By 2022, the president had paid down debt, made new partnerships, and applied for accreditation from the Transnational Association of Christian Colleges and Schools. It was granted. The U.S. government then offered a $2.9 million grant to help grow enrollment.

“Just thinking about if they would have closed, what would the impact of the closure have been is huge,” says Stephanie Hall, acting senior director for the Center on American Progress who specializes in college accountability. Schools often just shut down operations and leave students without a plan or place for them to go.

Less than half of students at schools that close finish their degree, according to a 2020 study by the National Student Clearinghouse Research Center.

Shy’Quon Rudolph is a senior at Morris Brown. He sought out the school after initially enrolling at Tuskegee University in Alabama and dropping out after two years. Then he moved to Atlanta, where he was working full time. 

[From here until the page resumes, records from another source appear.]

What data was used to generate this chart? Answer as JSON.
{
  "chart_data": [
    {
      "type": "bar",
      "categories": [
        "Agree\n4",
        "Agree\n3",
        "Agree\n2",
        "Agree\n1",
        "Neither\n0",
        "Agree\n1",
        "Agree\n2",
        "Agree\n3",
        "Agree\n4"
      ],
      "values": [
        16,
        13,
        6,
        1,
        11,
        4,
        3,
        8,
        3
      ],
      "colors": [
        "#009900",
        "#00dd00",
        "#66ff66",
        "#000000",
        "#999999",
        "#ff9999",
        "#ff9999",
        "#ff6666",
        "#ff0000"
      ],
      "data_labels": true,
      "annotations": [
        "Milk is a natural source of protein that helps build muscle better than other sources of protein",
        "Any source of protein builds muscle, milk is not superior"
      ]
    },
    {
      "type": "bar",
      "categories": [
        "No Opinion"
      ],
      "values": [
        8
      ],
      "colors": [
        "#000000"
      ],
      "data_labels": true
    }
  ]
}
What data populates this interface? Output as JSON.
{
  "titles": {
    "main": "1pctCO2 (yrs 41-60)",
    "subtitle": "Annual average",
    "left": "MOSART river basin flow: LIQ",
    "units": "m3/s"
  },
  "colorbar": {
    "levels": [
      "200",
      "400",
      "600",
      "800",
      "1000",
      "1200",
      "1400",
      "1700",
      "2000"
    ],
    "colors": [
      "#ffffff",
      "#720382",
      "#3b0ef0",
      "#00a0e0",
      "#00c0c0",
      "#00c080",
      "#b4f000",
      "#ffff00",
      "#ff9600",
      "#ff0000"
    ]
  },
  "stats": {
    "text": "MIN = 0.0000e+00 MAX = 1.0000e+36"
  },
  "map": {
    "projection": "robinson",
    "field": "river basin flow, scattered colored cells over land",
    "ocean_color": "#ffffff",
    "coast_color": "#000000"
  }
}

“I can 100% say that if Morris Brown hadn’t had their accreditation, I probably wouldn’t have enrolled,” says Mr. Rudolph, who also works as an enrollment specialist and one day wants to be director of enrollment. Mr. Rudolph, 28, describes himself as a nontraditional student.

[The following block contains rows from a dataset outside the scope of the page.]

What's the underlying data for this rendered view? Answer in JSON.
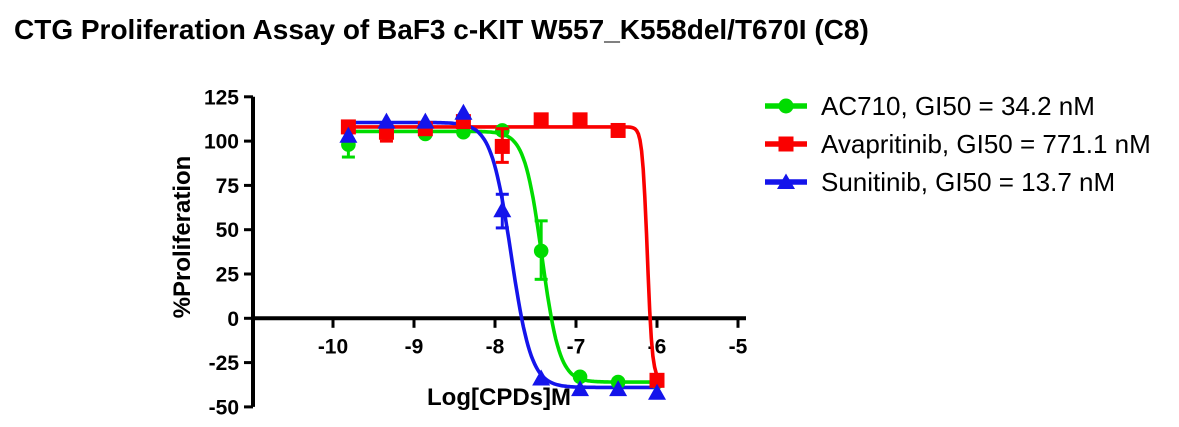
{
  "title": "CTG Proliferation Assay of BaF3 c-KIT W557_K558del/T670I (C8)",
  "chart_data": {
    "type": "line",
    "title": "CTG Proliferation Assay of BaF3 c-KIT W557_K558del/T670I (C8)",
    "xlabel": "Log[CPDs]M",
    "ylabel": "%Proliferation",
    "xlim": [
      -11,
      -4.9
    ],
    "ylim": [
      -50,
      125
    ],
    "x_ticks": [
      -10,
      -9,
      -8,
      -7,
      -6,
      -5
    ],
    "y_ticks": [
      125,
      100,
      75,
      50,
      25,
      0,
      -25,
      -50
    ],
    "grid": false,
    "legend_position": "right",
    "curve_model": "sigmoidal dose-response fit",
    "series": [
      {
        "name": "AC710, GI50 = 34.2 nM",
        "compound": "AC710",
        "gi50_nM": 34.2,
        "color": "#00DC00",
        "marker": "circle",
        "x": [
          -9.81,
          -9.34,
          -8.86,
          -8.39,
          -7.91,
          -7.43,
          -6.95,
          -6.48,
          -6.0
        ],
        "y": [
          98,
          104,
          104,
          105,
          106,
          38,
          -33,
          -36,
          -36
        ],
        "err_lo": [
          7,
          0,
          0,
          0,
          0,
          16,
          0,
          0,
          0
        ],
        "err_hi": [
          3,
          0,
          0,
          0,
          0,
          17,
          0,
          0,
          0
        ],
        "fit": {
          "top": 105.5,
          "bottom": -36,
          "log_ic50": -7.42,
          "hill": 4
        }
      },
      {
        "name": "Avapritinib, GI50 = 771.1 nM",
        "compound": "Avapritinib",
        "gi50_nM": 771.1,
        "color": "#FA0000",
        "marker": "square",
        "x": [
          -9.81,
          -9.34,
          -8.86,
          -8.39,
          -7.91,
          -7.43,
          -6.95,
          -6.48,
          -6.0
        ],
        "y": [
          108,
          105,
          107,
          111,
          97,
          112,
          112,
          106,
          -35
        ],
        "err_lo": [
          0,
          5,
          0,
          0,
          9,
          0,
          0,
          0,
          0
        ],
        "err_hi": [
          0,
          0,
          0,
          0,
          10,
          0,
          0,
          0,
          0
        ],
        "fit": {
          "top": 108,
          "bottom": -35,
          "log_ic50": -6.12,
          "hill": 14
        }
      },
      {
        "name": "Sunitinib, GI50 = 13.7 nM",
        "compound": "Sunitinib",
        "gi50_nM": 13.7,
        "color": "#1414EB",
        "marker": "triangle",
        "x": [
          -9.81,
          -9.34,
          -8.86,
          -8.39,
          -7.91,
          -7.43,
          -6.95,
          -6.48,
          -6.0
        ],
        "y": [
          103,
          111,
          111,
          116,
          61,
          -34,
          -40,
          -40,
          -42
        ],
        "err_lo": [
          0,
          0,
          0,
          0,
          10,
          0,
          0,
          0,
          0
        ],
        "err_hi": [
          0,
          0,
          0,
          0,
          9,
          0,
          0,
          0,
          0
        ],
        "fit": {
          "top": 110.5,
          "bottom": -39,
          "log_ic50": -7.8,
          "hill": 3.5
        }
      }
    ]
  }
}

“By me just working in enrollment, I see the applications that we’re getting, the students actually interested in Morris Brown,” he says, predicting brighter days ahead for his school.

In 2023, Goldman Sachs released a study that showed that HBCUs had outperformed Ivy League schools in paving a way for upward social and economic mobility for Black Americans.

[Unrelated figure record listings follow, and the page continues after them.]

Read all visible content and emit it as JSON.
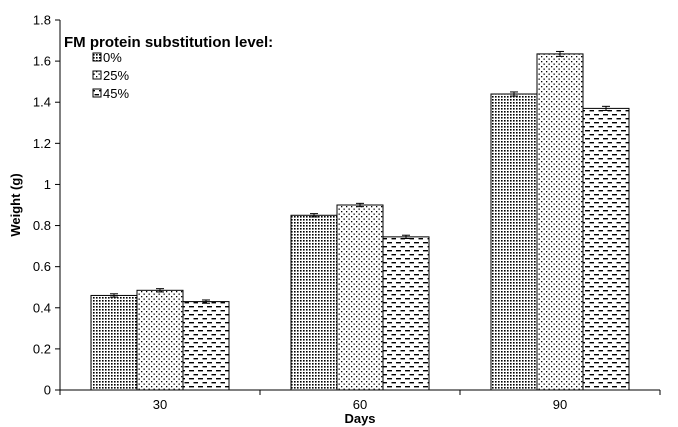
{
  "chart_data": {
    "type": "bar",
    "title": "",
    "xlabel": "Days",
    "ylabel": "Weight (g)",
    "categories": [
      "30",
      "60",
      "90"
    ],
    "ylim": [
      0,
      1.8
    ],
    "yticks": [
      "0",
      "0.2",
      "0.4",
      "0.6",
      "0.8",
      "1",
      "1.2",
      "1.4",
      "1.6",
      "1.8"
    ],
    "legend_title": "FM protein substitution level:",
    "legend_position": "top-left",
    "grid": false,
    "error_bars": true,
    "series": [
      {
        "name": "0%",
        "pattern": "dense-dots",
        "values": [
          0.46,
          0.85,
          1.44
        ],
        "errors": [
          0.008,
          0.008,
          0.01
        ]
      },
      {
        "name": "25%",
        "pattern": "sparse-dots",
        "values": [
          0.485,
          0.9,
          1.635
        ],
        "errors": [
          0.008,
          0.008,
          0.012
        ]
      },
      {
        "name": "45%",
        "pattern": "dashes",
        "values": [
          0.43,
          0.745,
          1.37
        ],
        "errors": [
          0.008,
          0.008,
          0.01
        ]
      }
    ]
  }
}
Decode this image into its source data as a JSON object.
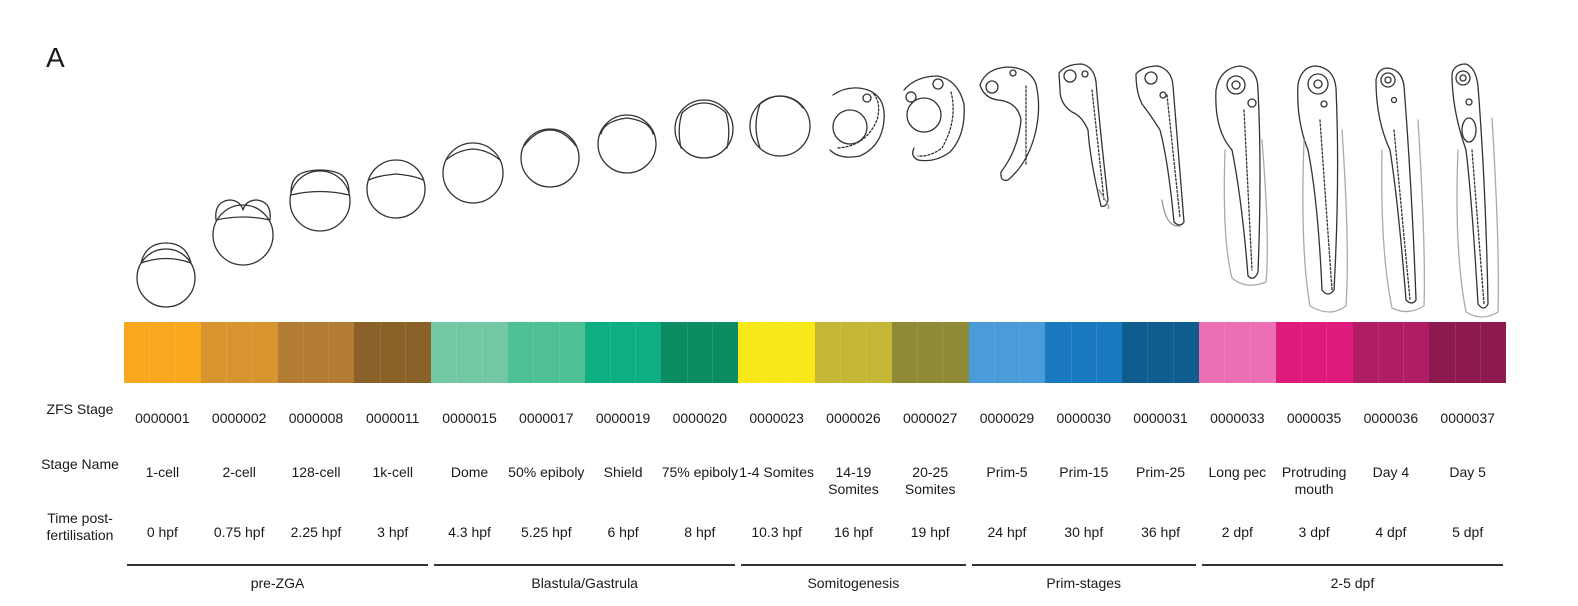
{
  "panel_label": "A",
  "row_labels": {
    "zfs_stage": "ZFS Stage",
    "stage_name": "Stage Name",
    "time": "Time post-fertilisation"
  },
  "stages": [
    {
      "zfs": "0000001",
      "name": "1-cell",
      "time": "0 hpf",
      "color": "#F7A81E"
    },
    {
      "zfs": "0000002",
      "name": "2-cell",
      "time": "0.75 hpf",
      "color": "#D8952F"
    },
    {
      "zfs": "0000008",
      "name": "128-cell",
      "time": "2.25 hpf",
      "color": "#B27D33"
    },
    {
      "zfs": "0000011",
      "name": "1k-cell",
      "time": "3 hpf",
      "color": "#8B612A"
    },
    {
      "zfs": "0000015",
      "name": "Dome",
      "time": "4.3 hpf",
      "color": "#72C8A2"
    },
    {
      "zfs": "0000017",
      "name": "50% epiboly",
      "time": "5.25 hpf",
      "color": "#4FBF96"
    },
    {
      "zfs": "0000019",
      "name": "Shield",
      "time": "6 hpf",
      "color": "#0DAE82"
    },
    {
      "zfs": "0000020",
      "name": "75% epiboly",
      "time": "8 hpf",
      "color": "#0B8C62"
    },
    {
      "zfs": "0000023",
      "name": "1-4 Somites",
      "time": "10.3 hpf",
      "color": "#F8E81A"
    },
    {
      "zfs": "0000026",
      "name": "14-19 Somites",
      "time": "16 hpf",
      "color": "#C4B735"
    },
    {
      "zfs": "0000027",
      "name": "20-25 Somites",
      "time": "19 hpf",
      "color": "#8F8A36"
    },
    {
      "zfs": "0000029",
      "name": "Prim-5",
      "time": "24 hpf",
      "color": "#4A9BD9"
    },
    {
      "zfs": "0000030",
      "name": "Prim-15",
      "time": "30 hpf",
      "color": "#1A79BF"
    },
    {
      "zfs": "0000031",
      "name": "Prim-25",
      "time": "36 hpf",
      "color": "#0F5C8E"
    },
    {
      "zfs": "0000033",
      "name": "Long pec",
      "time": "2 dpf",
      "color": "#EB6FB2"
    },
    {
      "zfs": "0000035",
      "name": "Protruding mouth",
      "time": "3 dpf",
      "color": "#DE1A7C"
    },
    {
      "zfs": "0000036",
      "name": "Day 4",
      "time": "4 dpf",
      "color": "#B11D64"
    },
    {
      "zfs": "0000037",
      "name": "Day 5",
      "time": "5 dpf",
      "color": "#8D1A4E"
    }
  ],
  "groups": [
    {
      "label": "pre-ZGA",
      "span": 4
    },
    {
      "label": "Blastula/Gastrula",
      "span": 4
    },
    {
      "label": "Somitogenesis",
      "span": 3
    },
    {
      "label": "Prim-stages",
      "span": 3
    },
    {
      "label": "2-5 dpf",
      "span": 4
    }
  ]
}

After winning back accreditation in spring 2022, Morris Brown saw the largest first-year student class in decades in fall 2023, totaling 150. Last semester, 342 enrolled. Alumni returned to celebrate homecoming. More people gave money. The first fraternity on campus in 20 years, Alpha Phi Alpha, restarted its chapter in October.

“I felt strongly that I would work to save the institution and that I would build a team for us to do it,” Dr. James says. Now The Hard Reset has a $10 million capital campaign. The Arthur M. Blank Family Foundation recently donated $3 million, and Chick-fil-A gave a $500,000 grant.

Other schools are looking at Morris Brown as a comeback model. Barber-Scotia College, an HBCU in Concord, North Carolina, lost its accreditation in 2004. Businessman and former Spring Lake mayor, Chris Rey, was hired as president last July. The school only had four students, so Mr. Rey suspended classes for fall 2023. Classes resumed online this January. As with Morris Brown, instructors are volunteering. Tuition has been lowered to $1,500 a semester, down from more than $7,000. Students can download all their books for $250. 

“We’ve had an opportunity to really observe how [Dr. James] has leveraged his marketing and social media to bring attention to the story of Morris Brown College. That’s what we began to do,” Mr. Rey says. He’s taken mental notes on rebranding, communicating with stakeholders, and getting Barber-Scotia’s finances in order.

The work isn’t over for Dr. James, but he often reflects on the Sunday service that inspired him. His pastor used the analogy of doing a soft reset on a cellphone, where you turn it off to get things to work correctly. 

“But then he was talking about if you need to restart ... you can do what’s called a hard reset. And you can wipe your entire cellphone clean, all the apps, everything would come off, and it would go back to factory settings. And that mindset came back to me as I was walking around the campus, and I was like, wow, what Morris Brown needs is a hard reset.”